Any questions?

Here’s the thing:

We need you. Or, more specifically, your good ideas.

We’ve got this neato theatre project, How to Be a Human, in which young folks and their elders unite to create a handy theatrical guide to being a happy human. Topics include: falling in love, facing one’s own mortality, and our moral responsibility to one another.

So, we are going out into the world and interviewing our elders. Then, those interviews will be transformed into live theatre by some of the interviewees themselves as well as professional actors and, you know, us.

Interviews are already underway. We need great, juicy questions that will prompt great, juicy stories and get at big ideas.

What would you ask?

Published in: on December 4, 2009 at 7:49 pm  Comments (8)  

8 CommentsLeave a comment

  1. I am interested in love; it’s what is most important to me. So I often ask couples how they met. For your interviews, consider asking:
    –have you ever been in love?
    –tell me about your first love
    –have you ever been married?
    –how did you meet?
    –what made you choose that person?
    –what advice can you give about picking a partner?

  2. Also,
    How have your priorities, values, and/or perception of the world around you changed over time?

    • Whoa. These questions are so terrific. What clever humans you commenters are!

  3. How have your concepts of the following terms changed over your life:
    – Happiness, success, family, love, romance, adventure, perfect day, money, death, living life, chasing dreams, senior citizens, wisdom, “ancient” history

    What makes you happiest?
    – If you say time with family/friends, then:
    What is most important to you in a friend?
    What or whom bonds your family together?

    What are you known for?
    What do you wish you were known for?

    What was your favorite age and why? Would you give up the age you are now and your current life to go back to that age?

    What are your two greatest regrets?
    – If you had the chance to redo those regretted moments, knowing that doing so might fundamentally alter what happened next in your life, would you do it?

    If you could have been born in another time and place, when would you have chosen?

    What are you most looking forward to in the coming month? Year? Decade?

    What colloquialism from your past do you want to bring back into the mainstream?

    How old do you feel internally?

    Are you afraid of death?
    If yes, what parts specifically?

    If you believe in heaven, what is your concept of it?

    When you try to do “right,” what is your leading motivation?
    (e.g. threat of consequences, promise of reward, societal rules, internal code, right for its own sake)

    What is the nicest act someone has ever done for you? And the nicest action you’ve done for another?

    What is the worst thing someone has ever done to you? The worst thing you’ve done to another?

    Have you ever hurt someone intentionally? Why? How did you feel after?

  4. This sounds like an amazing project.

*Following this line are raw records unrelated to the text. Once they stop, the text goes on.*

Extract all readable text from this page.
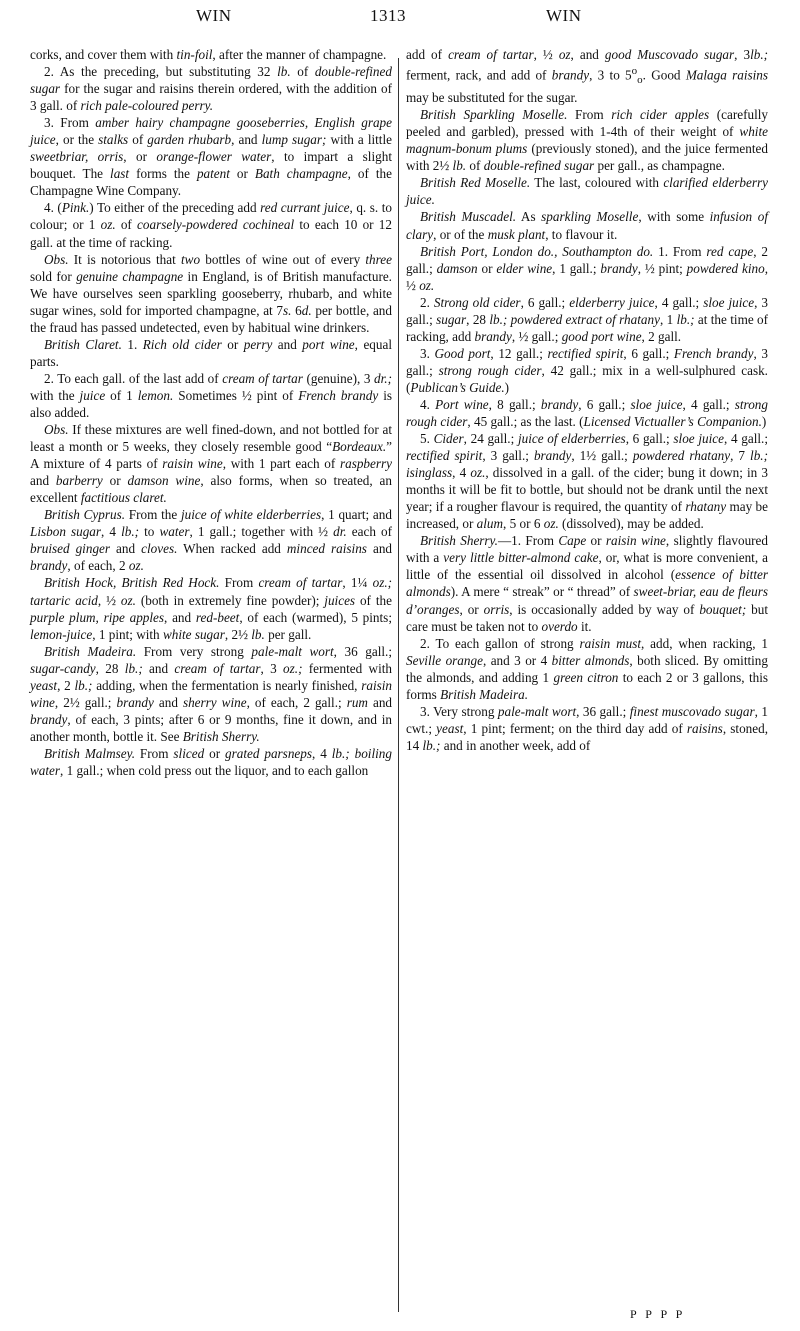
WIN	1313	WIN

corks, and cover them with tin-foil, after the manner of champagne.

2. As the preceding, but substituting 32 lb. of double-refined sugar for the sugar and raisins therein ordered, with the addition of 3 gall. of rich pale-coloured perry.

3. From amber hairy champagne gooseberries, English grape juice, or the stalks of garden rhubarb, and lump sugar; with a little sweetbriar, orris, or orange-flower water, to impart a slight bouquet. The last forms the patent or Bath champagne, of the Champagne Wine Company.

4. (Pink.) To either of the preceding add red currant juice, q. s. to colour; or 1 oz. of coarsely-powdered cochineal to each 10 or 12 gall. at the time of racking.

Obs. It is notorious that two bottles of wine out of every three sold for genuine champagne in England, is of British manufacture. We have ourselves seen sparkling gooseberry, rhubarb, and white sugar wines, sold for imported champagne, at 7s. 6d. per bottle, and the fraud has passed undetected, even by habitual wine drinkers.

British Claret. 1. Rich old cider or perry and port wine, equal parts.

2. To each gall. of the last add of cream of tartar (genuine), 3 dr.; with the juice of 1 lemon. Sometimes ½ pint of French brandy is also added.

Obs. If these mixtures are well fined-down, and not bottled for at least a month or 5 weeks, they closely resemble good “Bordeaux.” A mixture of 4 parts of raisin wine, with 1 part each of raspberry and barberry or damson wine, also forms, when so treated, an excellent factitious claret.

British Cyprus. From the juice of white elderberries, 1 quart; and Lisbon sugar, 4 lb.; to water, 1 gall.; together with ½ dr. each of bruised ginger and cloves. When racked add minced raisins and brandy, of each, 2 oz.

British Hock, British Red Hock. From cream of tartar, 1¼ oz.; tartaric acid, ½ oz. (both in extremely fine powder); juices of the purple plum, ripe apples, and red-beet, of each (warmed), 5 pints; lemon-juice, 1 pint; with white sugar, 2½ lb. per gall.

British Madeira. From very strong pale-malt wort, 36 gall.; sugar-candy, 28 lb.; and cream of tartar, 3 oz.; fermented with yeast, 2 lb.; adding, when the fermentation is nearly finished, raisin wine, 2½ gall.; brandy and sherry wine, of each, 2 gall.; rum and brandy, of each, 3 pints; after 6 or 9 months, fine it down, and in another month, bottle it. See British Sherry.

British Malmsey. From sliced or grated parsneps, 4 lb.; boiling water, 1 gall.; when cold press out the liquor, and to each gallon

add of cream of tartar, ½ oz, and good Muscovado sugar, 3lb.; ferment, rack, and add of brandy, 3 to $5^o_o$. Good Malaga raisins may be substituted for the sugar.

British Sparkling Moselle. From rich cider apples (carefully peeled and garbled), pressed with 1-4th of their weight of white magnum-bonum plums (previously stoned), and the juice fermented with 2½ lb. of double-refined sugar per gall., as champagne.

British Red Moselle. The last, coloured with clarified elderberry juice.

British Muscadel. As sparkling Moselle, with some infusion of clary, or of the musk plant, to flavour it.

British Port, London do., Southampton do. 1. From red cape, 2 gall.; damson or elder wine, 1 gall.; brandy, ½ pint; powdered kino, ½ oz.

2. Strong old cider, 6 gall.; elderberry juice, 4 gall.; sloe juice, 3 gall.; sugar, 28 lb.; powdered extract of rhatany, 1 lb.; at the time of racking, add brandy, ½ gall.; good port wine, 2 gall.

3. Good port, 12 gall.; rectified spirit, 6 gall.; French brandy, 3 gall.; strong rough cider, 42 gall.; mix in a well-sulphured cask. (Publican’s Guide.)

4. Port wine, 8 gall.; brandy, 6 gall.; sloe juice, 4 gall.; strong rough cider, 45 gall.; as the last. (Licensed Victualler’s Companion.)

5. Cider, 24 gall.; juice of elderberries, 6 gall.; sloe juice, 4 gall.; rectified spirit, 3 gall.; brandy, 1½ gall.; powdered rhatany, 7 lb.; isinglass, 4 oz., dissolved in a gall. of the cider; bung it down; in 3 months it will be fit to bottle, but should not be drank until the next year; if a rougher flavour is required, the quantity of rhatany may be increased, or alum, 5 or 6 oz. (dissolved), may be added.

British Sherry.—1. From Cape or raisin wine, slightly flavoured with a very little bitter-almond cake, or, what is more convenient, a little of the essential oil dissolved in alcohol (essence of bitter almonds). A mere “ streak” or “ thread” of sweet-briar, eau de fleurs d’oranges, or orris, is occasionally added by way of bouquet; but care must be taken not to overdo it.

2. To each gallon of strong raisin must, add, when racking, 1 Seville orange, and 3 or 4 bitter almonds, both sliced. By omitting the almonds, and adding 1 green citron to each 2 or 3 gallons, this forms British Madeira.

3. Very strong pale-malt wort, 36 gall.; finest muscovado sugar, 1 cwt.; yeast, 1 pint; ferment; on the third day add of raisins, stoned, 14 lb.; and in another week, add of

P P P P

And a tough order to know exactly which questions to ask! Sometimes it seems like once the conversation is started you don’t need particularly well planned questions.
    I grew up with my grandmother and I feel like a lot of our conversations that prompted interesting reminiscing started out about traditions. In particular, which holiday celebrations or cultural practices made it through the years and which petered out. This included language, religious practice, and goofy things too like dating. For whatever that’s worth. Good Luck!

    • Tradition! Tradition! (Hello, Fiddler.) That wasn’t exactly on my list and it’s a great idea, thanks!

  5. Love the blog! My question: How do you keep the spark into the golden years?